Título: Dieta rica em carne vermelha e lácteos facilita ação de bactéria
Autor: Gonçalves, Alexandre
Fonte: O Estado de São Paulo, 30/10/2008, Vida &, p. A22

Cientistas trouxeram uma notícia boa e outra ruim para quem aprecia carne vermelha e laticínios. Um artigo da revista britânica Nature mostrou como uma dieta rica em alimentos de origem bovina torna o organismo humano mais vulnerável a uma forma severa de infecção alimentar. A publicação americana Proceedings of the National Academy of Sciences (PNAS) trouxe, na segunda-feira, a hipótese de uma terapia eficaz contra a doença.

Os dois estudos tratam da mesma bactéria: a Escherichia coli, um microrganismo encontrado nas vísceras de mamíferos e aves. Há, no entanto, linhagens da E. coli que causam doenças. Um exemplo são as bactérias que produzem a toxina Shiga, substância capaz de provocar hemorragias no sistema digestivo e nos rins.

A linhagem responsável por 90% dos surtos endêmicos da doença é conhecida como E. coli O157:H7. Ela produz a toxina Shiga de forma muito agressiva e pode levar à insuficiência renal grave. O hábitat da linhagem O157:H7 são os intestinos dos bois. Carne, leite ou derivados contaminados servem como veículos para a infecção.

Os mesmos alimentos que carregam as bactérias nocivas são ricos em ácido siálico N-glicolilneuramínico (Neu5Gc, na sigla em inglês), uma substância que não é produzida naturalmente pelo organismo humano. O Neu5Gc é digerido e usado na construção das membranas celulares. No artigo da Nature, pesquisadores australianos e americanos mostram como as toxinas Shiga utilizam o Neu5Gc como porta de entrada para o interior das células.

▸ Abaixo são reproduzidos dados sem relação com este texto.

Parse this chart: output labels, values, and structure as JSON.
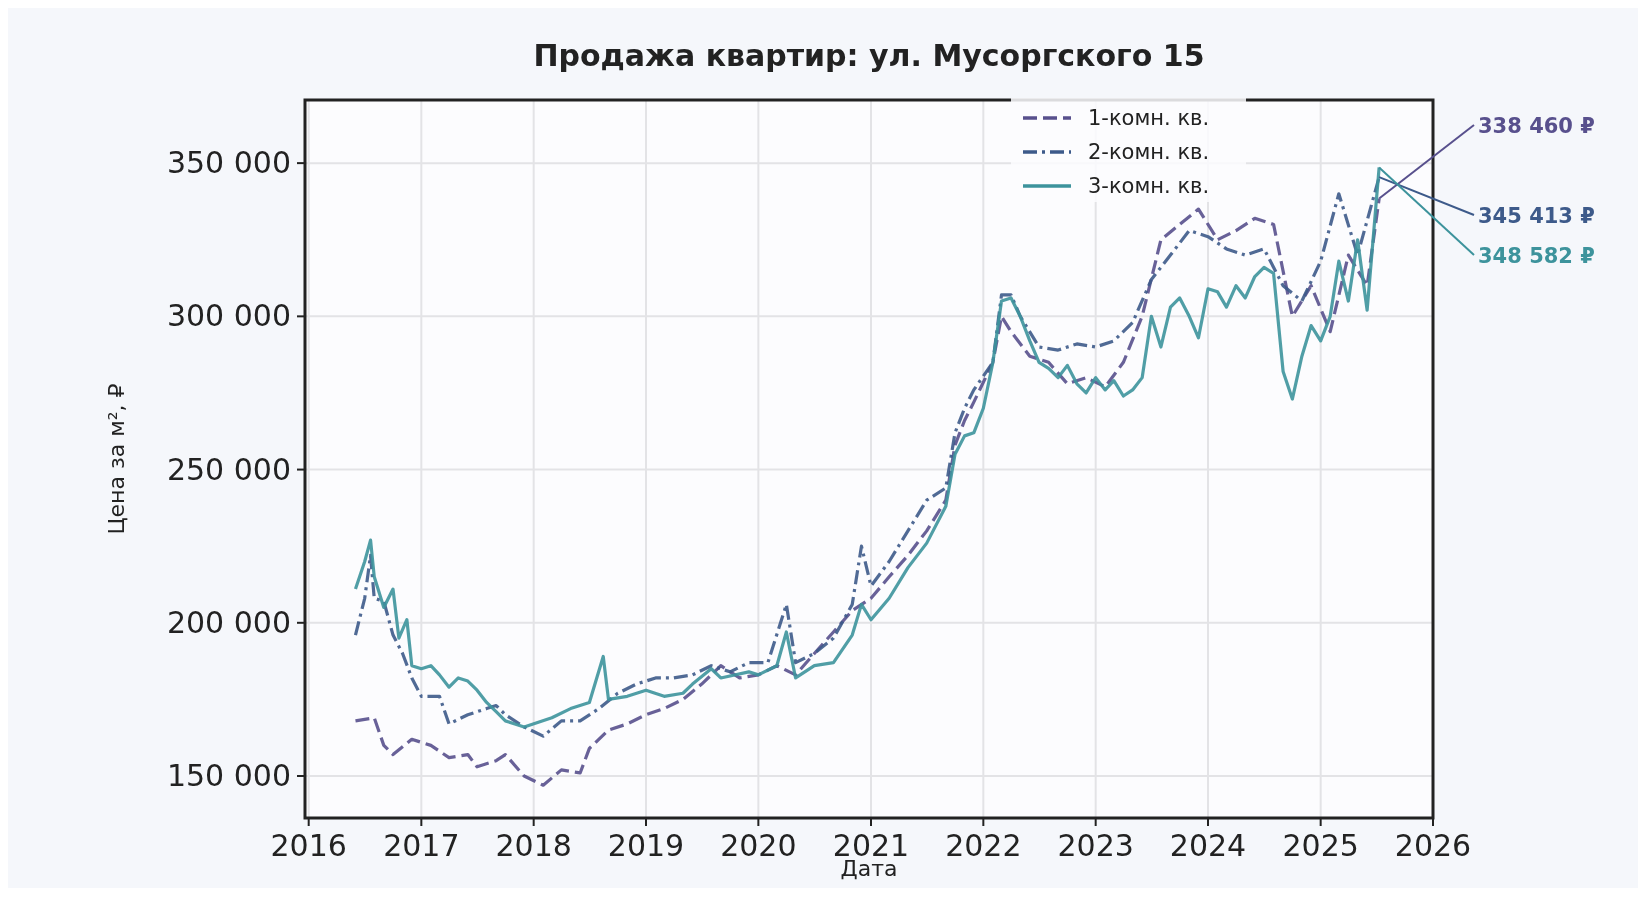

Na Argentina, onde o consumo de carne é duas vezes maior que no Brasil, a incidência da infecção é comprovadamente maior. Segundo João Ramos Costa Andrade, professor da Faculdade de Ciências Médicas da Universidade do Estado do Rio de Janeiro (Uerj), na Argentina há cerca de 300 casos anuais da síndrome urêmica hemolítica, quadro de falência renal que acompanha a forma mais grave de infecção por E. coli. Até agora, o Brasil só registrou as formas mais leves, cujo sintoma mais comum são as diarréias com sangue. ¿Não se sabe porque a incidência no Brasil é mais baixa¿, afirma Andrade. ¿Uma das hipóteses é a diferença na dieta. O estudo da Nature parece reforçar essa tese.¿

Um problema que os médicos enfrentam ao tentar combater a infecção por E. coli O157:H7 é a ausência de antibióticos seguros para o tratamento. Há vários medicamentos capazes de eliminar as bactérias, mas ao destruir suas células, eles liberam as toxinas Shiga que permaneciam armazenadas no interior dos microrganismos. A descarga da substância tóxica pode ser muito prejudicial.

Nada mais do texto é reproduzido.